We all "get it".  This diagnosis does mean certain commonalities for some of us, and it's been such a relief being able to connect with people who've been through things that we're going through, who have great medical advice or therapy referrals, etc. I never feel isolated.

Best advice for new parents of a child with T21:
Get in touch with your local Down Syndrome Association!  My parent mentor (Rosie Abel) was such a huge help in those early weeks after Drew was born, and the DSAGC has been a huge help in so many ways ever since.

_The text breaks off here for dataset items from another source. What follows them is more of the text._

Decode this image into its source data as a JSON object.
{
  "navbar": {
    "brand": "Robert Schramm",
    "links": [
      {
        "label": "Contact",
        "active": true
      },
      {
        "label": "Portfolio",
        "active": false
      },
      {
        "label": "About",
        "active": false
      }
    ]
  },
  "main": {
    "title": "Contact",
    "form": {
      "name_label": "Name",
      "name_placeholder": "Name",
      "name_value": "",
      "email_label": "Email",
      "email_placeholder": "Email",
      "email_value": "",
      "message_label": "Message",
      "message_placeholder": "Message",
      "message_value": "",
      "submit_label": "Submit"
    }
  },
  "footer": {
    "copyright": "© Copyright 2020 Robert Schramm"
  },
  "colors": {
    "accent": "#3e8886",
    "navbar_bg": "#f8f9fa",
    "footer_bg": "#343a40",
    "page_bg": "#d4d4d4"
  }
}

Greatest joy in having a child with T21:
Having Drew and feeling a connection to other people with developmental disabilities has really opened up my worldview, and helped me to see the beauty and dignity in so many ways of living and working. I had such a narrow perspective before. He's made me a better person, more patient and loving, because that's what he needs me to be. I feel the weight of that, but am also profoundly grateful for it.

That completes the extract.